# Rihanna: Liebesurlaub mit Ashton Kutcher?



## beachkini (28 März 2012)

​

Nach den vielen Gerüchten um Rihannas angeblichen Nachtbesuch bei Schauspieler Ashton Kutcher (34), soll die Sängerin den Schauspieler nun nach London eingeladen haben. Das britische Boulevardblatt “The Sun” berichtet, dass die Sängerin im Sommer Shows beim “Wireless Festival” im Hyde Park und bei “Radio 1 Hackney Weekend” in London geben wird. Ashton Kutcher soll ihr dabei Gesellschaft leisten. Die beiden verbringen Medienberichten zu Folge schon seit acht Wochen viel Zeit miteinander. Erst letzte Woche wurde Rihanna dabei gesehen, wie sie spät in der Nacht das Anwesen von Ashton Kutcher verließ.
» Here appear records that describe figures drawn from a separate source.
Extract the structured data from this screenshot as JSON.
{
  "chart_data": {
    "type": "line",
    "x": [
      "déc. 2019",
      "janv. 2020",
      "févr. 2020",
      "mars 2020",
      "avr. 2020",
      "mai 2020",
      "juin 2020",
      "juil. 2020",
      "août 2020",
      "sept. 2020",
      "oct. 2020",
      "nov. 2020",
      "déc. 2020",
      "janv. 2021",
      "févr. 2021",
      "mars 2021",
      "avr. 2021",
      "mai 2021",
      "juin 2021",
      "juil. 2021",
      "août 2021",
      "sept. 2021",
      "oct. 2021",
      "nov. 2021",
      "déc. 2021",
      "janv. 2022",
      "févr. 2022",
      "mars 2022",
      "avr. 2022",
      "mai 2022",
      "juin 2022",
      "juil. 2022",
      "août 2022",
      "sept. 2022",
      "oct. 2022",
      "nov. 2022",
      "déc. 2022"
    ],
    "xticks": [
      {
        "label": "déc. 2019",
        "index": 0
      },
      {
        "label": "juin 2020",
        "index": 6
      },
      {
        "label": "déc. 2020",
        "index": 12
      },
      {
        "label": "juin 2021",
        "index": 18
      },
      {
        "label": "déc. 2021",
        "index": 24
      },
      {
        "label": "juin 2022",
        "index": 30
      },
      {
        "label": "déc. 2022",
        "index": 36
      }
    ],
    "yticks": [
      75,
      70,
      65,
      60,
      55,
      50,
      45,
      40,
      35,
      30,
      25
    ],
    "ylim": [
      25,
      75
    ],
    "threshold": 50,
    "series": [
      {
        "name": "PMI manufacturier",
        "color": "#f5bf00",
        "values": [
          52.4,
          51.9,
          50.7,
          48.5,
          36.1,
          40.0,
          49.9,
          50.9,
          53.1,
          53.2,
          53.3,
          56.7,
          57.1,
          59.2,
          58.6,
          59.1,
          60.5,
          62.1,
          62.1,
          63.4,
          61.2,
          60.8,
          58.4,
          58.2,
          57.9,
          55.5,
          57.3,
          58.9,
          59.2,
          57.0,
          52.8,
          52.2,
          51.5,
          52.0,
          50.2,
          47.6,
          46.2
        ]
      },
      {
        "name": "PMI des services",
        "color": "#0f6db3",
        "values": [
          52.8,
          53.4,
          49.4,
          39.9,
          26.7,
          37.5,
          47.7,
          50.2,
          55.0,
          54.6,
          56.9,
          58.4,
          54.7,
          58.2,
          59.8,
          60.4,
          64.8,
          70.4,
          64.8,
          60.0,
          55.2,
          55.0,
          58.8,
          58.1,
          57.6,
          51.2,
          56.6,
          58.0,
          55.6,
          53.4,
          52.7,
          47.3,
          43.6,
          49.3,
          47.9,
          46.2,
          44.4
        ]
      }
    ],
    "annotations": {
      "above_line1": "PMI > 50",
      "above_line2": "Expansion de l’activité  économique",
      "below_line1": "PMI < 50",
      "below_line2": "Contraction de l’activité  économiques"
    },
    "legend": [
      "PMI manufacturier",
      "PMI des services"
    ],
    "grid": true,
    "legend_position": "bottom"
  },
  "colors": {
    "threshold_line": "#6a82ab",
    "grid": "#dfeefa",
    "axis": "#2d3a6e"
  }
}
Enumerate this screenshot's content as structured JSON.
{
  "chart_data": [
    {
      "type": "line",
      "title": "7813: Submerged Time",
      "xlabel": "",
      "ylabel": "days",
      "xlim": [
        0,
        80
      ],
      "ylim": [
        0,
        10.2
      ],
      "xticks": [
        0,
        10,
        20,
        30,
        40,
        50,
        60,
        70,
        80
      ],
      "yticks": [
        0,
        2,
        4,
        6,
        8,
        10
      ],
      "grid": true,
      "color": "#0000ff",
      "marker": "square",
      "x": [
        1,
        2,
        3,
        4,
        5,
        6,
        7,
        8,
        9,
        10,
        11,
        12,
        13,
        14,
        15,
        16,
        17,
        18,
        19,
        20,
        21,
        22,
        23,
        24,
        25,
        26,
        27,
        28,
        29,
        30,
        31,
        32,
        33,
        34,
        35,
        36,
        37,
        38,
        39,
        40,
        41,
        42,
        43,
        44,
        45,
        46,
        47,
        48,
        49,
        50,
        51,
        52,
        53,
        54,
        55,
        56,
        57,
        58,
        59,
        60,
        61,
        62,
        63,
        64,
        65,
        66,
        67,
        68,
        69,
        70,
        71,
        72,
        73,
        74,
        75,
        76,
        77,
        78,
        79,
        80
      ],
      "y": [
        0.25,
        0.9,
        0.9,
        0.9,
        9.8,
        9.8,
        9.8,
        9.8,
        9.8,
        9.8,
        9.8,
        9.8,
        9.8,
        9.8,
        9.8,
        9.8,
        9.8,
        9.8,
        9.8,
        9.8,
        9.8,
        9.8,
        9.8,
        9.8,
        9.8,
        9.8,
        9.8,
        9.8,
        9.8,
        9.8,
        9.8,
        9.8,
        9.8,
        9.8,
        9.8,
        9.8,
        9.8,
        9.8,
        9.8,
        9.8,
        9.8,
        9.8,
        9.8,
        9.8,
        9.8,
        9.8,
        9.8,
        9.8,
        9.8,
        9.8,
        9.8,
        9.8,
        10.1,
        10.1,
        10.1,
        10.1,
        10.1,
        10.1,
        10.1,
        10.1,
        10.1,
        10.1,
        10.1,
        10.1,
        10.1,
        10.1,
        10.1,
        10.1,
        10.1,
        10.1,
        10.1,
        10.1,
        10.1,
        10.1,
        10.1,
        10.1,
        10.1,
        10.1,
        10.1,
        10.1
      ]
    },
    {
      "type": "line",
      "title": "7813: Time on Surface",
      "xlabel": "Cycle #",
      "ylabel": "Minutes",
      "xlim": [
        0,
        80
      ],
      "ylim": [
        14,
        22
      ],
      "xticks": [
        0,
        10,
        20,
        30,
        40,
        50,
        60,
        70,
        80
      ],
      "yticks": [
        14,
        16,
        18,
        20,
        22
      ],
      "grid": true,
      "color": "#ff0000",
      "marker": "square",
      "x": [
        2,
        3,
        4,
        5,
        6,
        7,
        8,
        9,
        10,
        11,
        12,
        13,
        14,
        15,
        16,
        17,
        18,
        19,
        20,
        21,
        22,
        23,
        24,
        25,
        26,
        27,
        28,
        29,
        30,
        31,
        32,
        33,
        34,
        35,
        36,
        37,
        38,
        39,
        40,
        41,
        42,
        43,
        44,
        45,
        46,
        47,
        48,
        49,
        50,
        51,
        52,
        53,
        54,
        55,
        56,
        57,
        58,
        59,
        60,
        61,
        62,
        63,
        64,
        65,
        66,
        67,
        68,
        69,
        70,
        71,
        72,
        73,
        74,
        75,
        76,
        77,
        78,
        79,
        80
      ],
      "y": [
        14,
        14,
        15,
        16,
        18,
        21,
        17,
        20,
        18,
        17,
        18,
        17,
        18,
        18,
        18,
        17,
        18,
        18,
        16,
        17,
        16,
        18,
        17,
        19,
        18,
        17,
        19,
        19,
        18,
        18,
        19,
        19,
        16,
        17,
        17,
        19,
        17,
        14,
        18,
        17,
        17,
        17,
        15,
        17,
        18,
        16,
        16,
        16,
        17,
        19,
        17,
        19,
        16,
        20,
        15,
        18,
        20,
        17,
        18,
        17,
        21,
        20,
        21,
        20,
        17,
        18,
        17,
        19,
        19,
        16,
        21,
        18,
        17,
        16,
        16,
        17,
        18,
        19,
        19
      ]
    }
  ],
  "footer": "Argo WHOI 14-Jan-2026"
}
“Rihanna hat Freunden erzählt, dass er lustig und süß ist. Die beiden verbringen eine schöne Zeit.” erzählt ein Insider gegenüber der britischen “The Sun”. Ashton Kutcher hat sogar schon Rihannas jüngeren Bruder Rorrey kennengelernt, dem die R’n'B-Sängerin sehr nahe steht. Der Insider sagt zu diesem Treffen: “Es ist also eine große Sache, dass er Ashton traf. Offensichtlich findet Rihanna, dass die Beziehung ernst ist.”

Es sieht so aus, als wäre es den beiden wirklich ernst miteinander. Ashton Kutcher gehört nämlich der Kabbalah, einer mystischen Tradition des Judentum an, über die Rihanna nun alles wissen möchte: “Sie ist neugierig auf Kabbalah und hat angefangen, Fragen zu stellen. Sie ist neuen Dingen gegenüber offen und war immer ein sehr spirituelles Mädchen. Wenn sie und Ashton sich wirklich näher kommen, will sie in der Lage sein, das zu verstehen”, sagte ein Insider zu “thesun.co.uk.”
(prominent24.de)


----------



## BlueLynne (28 März 2012)

aber Ashton hat doch kein rotes Bändchen um: Kabbalah ??


----------



## Punisher (2 Apr. 2012)

der passt nicht zu ihr


----------



## alida29 (11 Apr. 2012)

Punisher schrieb:


> der passt nicht zu ihr



Richtig - Absolut nicht !!!


----------